The way conference planning team members plan education programming depends upon their mental model of learning. Most people involved in securing topics and speakers are not even aware of how their beliefs effect their planning actions. Their learning mental models drive their every decision, every task and every strategy they select. Most people view learning as a transaction: in exchange for listening and giving time or money, an expert gives the listener his/her knowledge. This transaction produces learning. At its very core, learning is transformative, not transactional. One of the biggest ways to improve conference education is for everyone involved to have the same powerful and accurate mental model of learning.

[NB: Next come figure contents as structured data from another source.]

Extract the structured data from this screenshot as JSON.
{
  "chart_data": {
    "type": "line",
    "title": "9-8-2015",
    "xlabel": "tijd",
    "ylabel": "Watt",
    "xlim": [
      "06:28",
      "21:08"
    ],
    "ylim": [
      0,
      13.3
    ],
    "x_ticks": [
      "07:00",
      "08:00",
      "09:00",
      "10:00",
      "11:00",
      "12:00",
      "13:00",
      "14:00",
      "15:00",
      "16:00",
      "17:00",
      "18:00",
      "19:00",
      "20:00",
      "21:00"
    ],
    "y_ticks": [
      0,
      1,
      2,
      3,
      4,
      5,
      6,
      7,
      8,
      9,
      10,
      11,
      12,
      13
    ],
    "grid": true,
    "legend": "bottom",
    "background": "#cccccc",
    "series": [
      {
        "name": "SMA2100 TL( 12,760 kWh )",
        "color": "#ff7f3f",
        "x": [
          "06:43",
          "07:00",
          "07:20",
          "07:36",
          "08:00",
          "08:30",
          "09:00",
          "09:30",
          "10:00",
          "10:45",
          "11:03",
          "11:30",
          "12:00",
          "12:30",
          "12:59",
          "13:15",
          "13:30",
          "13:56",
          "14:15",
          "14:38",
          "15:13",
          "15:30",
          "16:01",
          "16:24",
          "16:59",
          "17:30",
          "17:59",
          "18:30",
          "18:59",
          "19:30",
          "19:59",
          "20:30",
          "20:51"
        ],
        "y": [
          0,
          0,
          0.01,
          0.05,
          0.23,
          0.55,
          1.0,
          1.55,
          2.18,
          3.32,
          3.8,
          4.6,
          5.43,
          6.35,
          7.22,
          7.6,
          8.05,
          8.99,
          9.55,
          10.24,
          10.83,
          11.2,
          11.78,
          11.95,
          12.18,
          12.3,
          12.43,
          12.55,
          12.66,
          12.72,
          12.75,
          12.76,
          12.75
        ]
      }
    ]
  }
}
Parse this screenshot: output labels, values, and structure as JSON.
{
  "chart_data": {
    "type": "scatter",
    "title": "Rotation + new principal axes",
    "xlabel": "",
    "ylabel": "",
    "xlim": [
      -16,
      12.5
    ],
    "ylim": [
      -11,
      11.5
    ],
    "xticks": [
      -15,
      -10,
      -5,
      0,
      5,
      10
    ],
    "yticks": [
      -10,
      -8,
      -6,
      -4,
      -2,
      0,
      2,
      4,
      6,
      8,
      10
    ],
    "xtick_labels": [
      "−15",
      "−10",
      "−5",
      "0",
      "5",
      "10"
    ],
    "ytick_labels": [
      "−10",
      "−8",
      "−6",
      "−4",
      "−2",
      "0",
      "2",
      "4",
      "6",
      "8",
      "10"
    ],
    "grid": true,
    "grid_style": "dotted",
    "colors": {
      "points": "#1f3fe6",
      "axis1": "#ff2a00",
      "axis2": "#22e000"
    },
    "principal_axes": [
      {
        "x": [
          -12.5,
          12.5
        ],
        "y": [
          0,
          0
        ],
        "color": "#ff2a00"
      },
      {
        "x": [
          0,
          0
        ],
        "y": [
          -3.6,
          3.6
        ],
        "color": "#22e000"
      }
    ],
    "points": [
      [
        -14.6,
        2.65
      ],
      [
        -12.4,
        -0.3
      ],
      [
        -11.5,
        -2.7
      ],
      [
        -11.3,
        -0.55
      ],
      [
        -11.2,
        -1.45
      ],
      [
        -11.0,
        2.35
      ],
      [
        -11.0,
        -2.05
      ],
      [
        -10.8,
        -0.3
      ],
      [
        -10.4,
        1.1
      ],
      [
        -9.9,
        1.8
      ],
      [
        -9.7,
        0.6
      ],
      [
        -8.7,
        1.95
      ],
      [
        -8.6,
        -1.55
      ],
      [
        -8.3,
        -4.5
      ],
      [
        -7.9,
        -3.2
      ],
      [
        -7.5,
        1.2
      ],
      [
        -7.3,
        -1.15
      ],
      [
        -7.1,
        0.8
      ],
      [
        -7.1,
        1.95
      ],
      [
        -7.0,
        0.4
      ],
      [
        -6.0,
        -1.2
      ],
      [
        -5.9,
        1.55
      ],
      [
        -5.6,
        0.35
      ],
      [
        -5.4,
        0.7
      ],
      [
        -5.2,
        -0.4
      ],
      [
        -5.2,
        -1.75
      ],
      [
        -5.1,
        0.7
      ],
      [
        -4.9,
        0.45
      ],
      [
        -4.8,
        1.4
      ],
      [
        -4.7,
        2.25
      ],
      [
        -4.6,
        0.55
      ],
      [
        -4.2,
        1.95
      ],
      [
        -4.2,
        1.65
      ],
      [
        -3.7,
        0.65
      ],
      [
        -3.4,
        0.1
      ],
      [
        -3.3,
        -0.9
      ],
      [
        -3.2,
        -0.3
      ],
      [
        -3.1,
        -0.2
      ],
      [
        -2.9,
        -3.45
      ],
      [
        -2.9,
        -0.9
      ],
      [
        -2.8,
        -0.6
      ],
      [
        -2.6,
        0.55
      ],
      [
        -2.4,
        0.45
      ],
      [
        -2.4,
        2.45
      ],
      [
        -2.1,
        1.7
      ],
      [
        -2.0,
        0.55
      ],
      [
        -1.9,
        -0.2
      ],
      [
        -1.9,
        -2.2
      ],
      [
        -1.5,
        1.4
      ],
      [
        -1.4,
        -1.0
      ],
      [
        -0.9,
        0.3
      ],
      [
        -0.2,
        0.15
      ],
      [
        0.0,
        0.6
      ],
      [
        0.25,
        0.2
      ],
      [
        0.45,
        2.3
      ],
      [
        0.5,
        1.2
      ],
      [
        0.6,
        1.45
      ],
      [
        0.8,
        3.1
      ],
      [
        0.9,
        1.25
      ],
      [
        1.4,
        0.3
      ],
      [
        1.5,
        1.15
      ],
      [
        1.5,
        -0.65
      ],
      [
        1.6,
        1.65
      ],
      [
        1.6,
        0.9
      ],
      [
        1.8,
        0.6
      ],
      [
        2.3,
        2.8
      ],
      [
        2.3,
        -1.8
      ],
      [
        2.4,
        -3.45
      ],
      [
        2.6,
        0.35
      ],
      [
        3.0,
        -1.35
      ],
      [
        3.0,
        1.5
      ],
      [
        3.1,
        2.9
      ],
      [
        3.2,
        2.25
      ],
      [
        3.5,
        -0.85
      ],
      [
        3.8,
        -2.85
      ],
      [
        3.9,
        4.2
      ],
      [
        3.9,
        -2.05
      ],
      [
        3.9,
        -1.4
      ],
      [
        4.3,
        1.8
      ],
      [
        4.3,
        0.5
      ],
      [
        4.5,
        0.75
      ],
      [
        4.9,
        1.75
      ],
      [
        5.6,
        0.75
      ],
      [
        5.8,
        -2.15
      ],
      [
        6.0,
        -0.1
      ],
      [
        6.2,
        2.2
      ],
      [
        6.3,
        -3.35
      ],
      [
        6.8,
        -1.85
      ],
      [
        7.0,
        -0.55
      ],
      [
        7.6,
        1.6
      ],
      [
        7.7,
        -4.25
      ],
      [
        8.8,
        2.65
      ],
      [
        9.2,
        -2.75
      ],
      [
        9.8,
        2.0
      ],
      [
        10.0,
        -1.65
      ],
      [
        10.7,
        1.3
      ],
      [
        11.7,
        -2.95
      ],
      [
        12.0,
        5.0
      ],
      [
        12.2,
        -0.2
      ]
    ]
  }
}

Some conferences have become very adept at designing unusual, high-quality, sensory-driven big tent experiences such as general sessions and opening parties. These well-crafted and fine-tuned user experiences are designed to wow and entertain. They have a role and place at a conference. However, if they are all the registrant ever experiences at the event, the overall conference experience falls short. It feels more like temporary escapism. It lacks authentic meaningful transformative elements. Some conferences have evolved user experience deign (UXD) to learning experience design (LXD). The focus is on designing transformative learning experiences that change attitudes, behaviors and skills. These help counter-balance the wow, creative, highly produced experiences. Hat tips Marty Rosenheck, Joyce Seitzinger and Brandon Carson.
Conference registrants don’t expect a conference to be flawless. They know there will be some mistakes and missteps. They will embrace conferences that are flawsome—conference experiences that are still amazing despite having flaws and even being open about those imperfections. This flawsome trend—as identified for brands by Trendwatching.com—encompasses two key 21st Century practices: an organization embracing its humanity and personality, and the transparency triumph.
Which of these five big ideas would have the most positive impact on your next conference and why? Which would your conference participants appreciate the most and why?